Di akhir tulisan ini, saya ingin mengajak teman-teman sekalian untuk bersama-sama menjaga kelestarian alam. Boleh saja kita mengejar kekayaan yang berada di dalamnya, tapi kita juga tak boleh lupa untuk tetap menjaga keseimbangannya. Bak rantai yang tak pernah putus, mari kita mencintai alam sebagai mana Tuhan telah mengasihimu dengan alam.

Comments

  1. Dulu waktu di Surabaya, belum sempat pergi ke sini, kasihan ya warga (termasuk kakak sepupu saya mengungsi karena rumahnya terendam lumpur). Betul, jangan mengejar kekayaan tetapi menghancurkan alam.

    ReplyDelete
    Replies
    1. Saya turut berduka ya mbak atas musibah yang dialami kakak sepupunya. Saya sendiri juga waktu kesana nggak bisa membayangkan bahwa apa yang ada di bawah saya - yang sudah tenggelam oleh lumpur - pernah menjadi pemukiman yang tentram.

      Delete
  2. Masih menyembur, berarti kemungkinan masih bisa lebih luas lagi area lumpurnya? Sedih juga kalau mengingat warga di sana yang terkena dampak Lumpur Lapindo

    ReplyDelete
    Replies
    1. Iya, kemungkinan masih bisa meninggi. Untungnya tanggul bisa menghalangi lumpur yang bisa saja meluas. Saya juga nggak bisa ngabayang gimana rasanya jadi (mantan) warga disana :(

      Delete
  3. Masih terbayang saat2 pertama kali lumpur menyembur, saya pernah ke desa yang sekarang tertutup lumpur itu.
    saat itu lumpur masih belum terlalu luas, jalan tol malah masih beroperasi.

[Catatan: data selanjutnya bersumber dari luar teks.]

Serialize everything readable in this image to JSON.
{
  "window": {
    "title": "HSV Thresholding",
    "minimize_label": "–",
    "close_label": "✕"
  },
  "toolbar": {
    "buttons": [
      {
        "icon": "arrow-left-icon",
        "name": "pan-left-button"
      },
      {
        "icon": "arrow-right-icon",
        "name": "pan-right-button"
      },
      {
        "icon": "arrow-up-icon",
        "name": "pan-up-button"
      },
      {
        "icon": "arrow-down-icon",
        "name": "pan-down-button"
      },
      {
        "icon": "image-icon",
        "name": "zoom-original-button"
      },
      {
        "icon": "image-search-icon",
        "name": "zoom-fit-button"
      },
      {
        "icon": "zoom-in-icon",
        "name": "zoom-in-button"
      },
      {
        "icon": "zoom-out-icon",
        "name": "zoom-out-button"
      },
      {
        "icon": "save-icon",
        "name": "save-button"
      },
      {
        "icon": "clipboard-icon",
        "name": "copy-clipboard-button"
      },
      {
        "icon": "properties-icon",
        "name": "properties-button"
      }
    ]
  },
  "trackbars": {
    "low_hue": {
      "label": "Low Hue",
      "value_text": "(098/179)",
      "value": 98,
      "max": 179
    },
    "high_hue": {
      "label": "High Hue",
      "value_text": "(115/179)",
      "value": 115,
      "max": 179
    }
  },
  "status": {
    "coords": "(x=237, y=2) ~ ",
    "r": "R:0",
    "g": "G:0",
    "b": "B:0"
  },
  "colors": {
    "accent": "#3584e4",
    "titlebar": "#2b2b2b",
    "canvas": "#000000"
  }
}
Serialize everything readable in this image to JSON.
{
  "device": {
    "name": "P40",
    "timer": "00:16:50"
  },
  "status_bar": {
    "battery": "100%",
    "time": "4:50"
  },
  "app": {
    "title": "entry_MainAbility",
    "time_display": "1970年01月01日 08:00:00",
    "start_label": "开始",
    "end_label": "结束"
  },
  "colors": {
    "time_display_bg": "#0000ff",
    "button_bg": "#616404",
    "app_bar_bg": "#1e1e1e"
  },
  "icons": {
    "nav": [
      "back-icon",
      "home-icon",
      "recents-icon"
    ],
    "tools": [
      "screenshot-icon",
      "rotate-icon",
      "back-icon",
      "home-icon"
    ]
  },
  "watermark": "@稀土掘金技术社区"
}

    Terakhir ke lapindo ini 4 tahun lalu dan merinding liat tanah kering kerontang dengan patung2 seperti itu.

    sedih dan memilukan, sambil was2 juga takut ada efek dari tanah yang menyembur keluar itu

    ReplyDelete
    Replies
    1. Iya, mbak. Saya yang melihat juga langsung merinding, membayangkan bahwa dulunya disana adalah sebuah perkampungan yang damai. Dimana anak-anak bermain dengan ceria, orang-orang dapat berkumpul dengan keluarganya, beristirahat dengan nyaman. Dan sekarang hancur lebur menjadi lumpur yang kering.
      Semoga saja tidak terjadi apa-apa lagi kedepannya.